What a difference a day makes!
Wow. 24 hours before, the media showed the Minister of Health, Matt Hancock, running around like a headless chicken to provide a photo opportunity. TV pictures demonstrated how ‘caring’ he was unloading a lorry carrying emergency medical supplies. One wondered why wasn’t he at his desk, working on his Ministerial responsibilities?
Next day, he appeared in front of the cameras to make this announcement, as recorded by The Sun : –
Showing a Statesmanlike manner, he spoke slowly and articulately in measured words (Boris take note) to make an announcement that was dignified, well-thought-out and showing a grasp of what’s needed.
Envy of the World
At the end of this video, Hancock announced that the Army is to open a 4,000 bed hospital in London’s Excel Exhibition Centre. This is incredibly good news, and brings me back to the 80s when my company used to look after VIP groups of Doctors and Consultants from Overseas, invited here by our Foreign Office.

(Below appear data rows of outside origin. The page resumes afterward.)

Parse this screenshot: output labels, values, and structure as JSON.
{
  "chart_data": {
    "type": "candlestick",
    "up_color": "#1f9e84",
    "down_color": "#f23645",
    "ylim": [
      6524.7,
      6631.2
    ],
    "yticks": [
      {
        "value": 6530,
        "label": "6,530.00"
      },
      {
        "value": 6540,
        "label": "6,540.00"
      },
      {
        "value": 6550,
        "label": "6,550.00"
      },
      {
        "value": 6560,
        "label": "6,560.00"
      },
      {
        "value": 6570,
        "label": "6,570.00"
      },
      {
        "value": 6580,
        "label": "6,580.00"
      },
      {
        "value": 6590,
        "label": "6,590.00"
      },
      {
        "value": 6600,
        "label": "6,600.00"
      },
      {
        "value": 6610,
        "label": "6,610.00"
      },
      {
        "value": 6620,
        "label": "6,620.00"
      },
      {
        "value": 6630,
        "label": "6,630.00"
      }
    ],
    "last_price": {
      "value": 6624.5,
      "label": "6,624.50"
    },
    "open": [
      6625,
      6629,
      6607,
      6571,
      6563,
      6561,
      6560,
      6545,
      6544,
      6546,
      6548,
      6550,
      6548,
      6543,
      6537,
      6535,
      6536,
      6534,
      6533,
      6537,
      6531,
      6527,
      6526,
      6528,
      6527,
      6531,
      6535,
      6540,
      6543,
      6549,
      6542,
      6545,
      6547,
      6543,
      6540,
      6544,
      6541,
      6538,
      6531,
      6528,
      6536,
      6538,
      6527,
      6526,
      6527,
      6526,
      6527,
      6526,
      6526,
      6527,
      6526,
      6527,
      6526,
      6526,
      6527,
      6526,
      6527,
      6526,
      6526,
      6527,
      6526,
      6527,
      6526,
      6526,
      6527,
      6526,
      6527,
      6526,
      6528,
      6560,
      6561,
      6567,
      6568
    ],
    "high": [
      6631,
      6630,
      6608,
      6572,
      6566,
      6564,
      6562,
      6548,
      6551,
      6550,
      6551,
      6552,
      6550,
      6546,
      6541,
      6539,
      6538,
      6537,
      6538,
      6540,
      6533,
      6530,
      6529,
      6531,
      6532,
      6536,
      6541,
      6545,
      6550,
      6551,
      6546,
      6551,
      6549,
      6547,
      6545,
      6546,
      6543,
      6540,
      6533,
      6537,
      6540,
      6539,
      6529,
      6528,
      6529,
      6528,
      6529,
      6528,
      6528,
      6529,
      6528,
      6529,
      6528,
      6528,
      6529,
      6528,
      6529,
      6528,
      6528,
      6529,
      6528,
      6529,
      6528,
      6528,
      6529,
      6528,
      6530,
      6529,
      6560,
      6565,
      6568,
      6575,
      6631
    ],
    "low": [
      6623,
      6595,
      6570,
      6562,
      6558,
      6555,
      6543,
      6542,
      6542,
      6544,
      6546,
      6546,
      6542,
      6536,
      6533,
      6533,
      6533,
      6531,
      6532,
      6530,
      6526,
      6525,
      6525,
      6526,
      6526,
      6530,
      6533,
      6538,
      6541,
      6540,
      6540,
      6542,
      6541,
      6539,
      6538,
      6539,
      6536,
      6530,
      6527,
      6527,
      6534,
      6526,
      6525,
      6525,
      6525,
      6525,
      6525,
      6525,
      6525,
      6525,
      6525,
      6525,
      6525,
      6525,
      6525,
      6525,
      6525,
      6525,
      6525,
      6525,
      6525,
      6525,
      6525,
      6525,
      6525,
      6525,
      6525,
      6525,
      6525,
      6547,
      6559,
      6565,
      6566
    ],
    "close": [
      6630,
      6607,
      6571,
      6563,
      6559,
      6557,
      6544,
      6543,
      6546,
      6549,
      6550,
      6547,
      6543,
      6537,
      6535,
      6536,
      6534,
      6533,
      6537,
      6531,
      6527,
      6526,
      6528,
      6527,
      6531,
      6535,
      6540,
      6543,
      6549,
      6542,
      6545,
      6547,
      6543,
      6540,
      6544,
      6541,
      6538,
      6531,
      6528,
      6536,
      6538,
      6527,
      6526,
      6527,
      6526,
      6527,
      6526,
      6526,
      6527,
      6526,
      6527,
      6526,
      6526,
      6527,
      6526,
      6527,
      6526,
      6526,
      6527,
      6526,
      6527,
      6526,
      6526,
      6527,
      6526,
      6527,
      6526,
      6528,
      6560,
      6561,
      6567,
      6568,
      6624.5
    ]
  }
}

They had come in the aftermath of the Falklands War, to be shown how our Militaries’ Field Hospitals down in the South Atlantic had managed to produce incredible results, saving thousands of lives. As one top American surgeon told me “we couldn’t believe how the British Army managed to get such astounding survival rates from a Field Hospital”. The survival figures had never been so good, and our medics were genuinely the envy of the world.
War has a way of ‘improving’ medical care thanks to what doctors learn from treating wounded. Now, fittingly, this temporary hospital is being named after Florence Nightingale, born 200 years ago this year, who revolutionised nursing and hospitals, and is revered around the world. When things re-open there is an exhibition about her https://aftercancers.com/the-lady-with-the-lamp/
Co-operation with Military and Private Sector
This won’t be the first time the NHS has co-operated with the Military and the private sector. King Edward VII is the hospital of choice when the Royals are sick; it’s private and is the only hospital I know where doctors and consultants don’t apply to work there – they have to be invited.
If you are treated there the atmosphere and surroundings are almost old-fashioned, but equipment is bang up-to-date. It has a Matron. and staff have time to talk to patients rather than filling out tick-boxes and aiming for targets. Since the War in Afghanistan, the hospital has been working with the NHS, offering pionering treatment for veterans who have lost limbs. YouTube has some really eye-popping videos showing what they are up to.
From the Heart
During the broadcast, Hancock paid a very heartfelt tribute to NHS staff and Carers, looking after the sick and vulnerable. I have reason to echo what he said; being rather disabled I depend mightily on Lorraine. Although I told her I didn’t expect her to come in, she arrived armed with rubber gloves and a store of antiseptics, and even left me a large spray can of antiseptic so I can wipe down handles etc. in between her visits.
And she is looking after a large group of us in the Thames Valley. We are truly fortunate.
TV shows pictures of some very stupid people ignoring the ‘keep 6 ft away’ plea. Luckily, most of us live next door to the massive army of caring neighbours who have come forward to help each other during this crisis. Jill is a new neighbour, who only moved in this week. We ‘met’ at a distance in our Courtyard, and already she has bought round supplies, including a large pack of loo rolls! This care package left on my doorstep was topped by a cheerful bunch of yellow tulips!
It tickled my sense of humour that a packet of loo rolls is now THE luxury gift!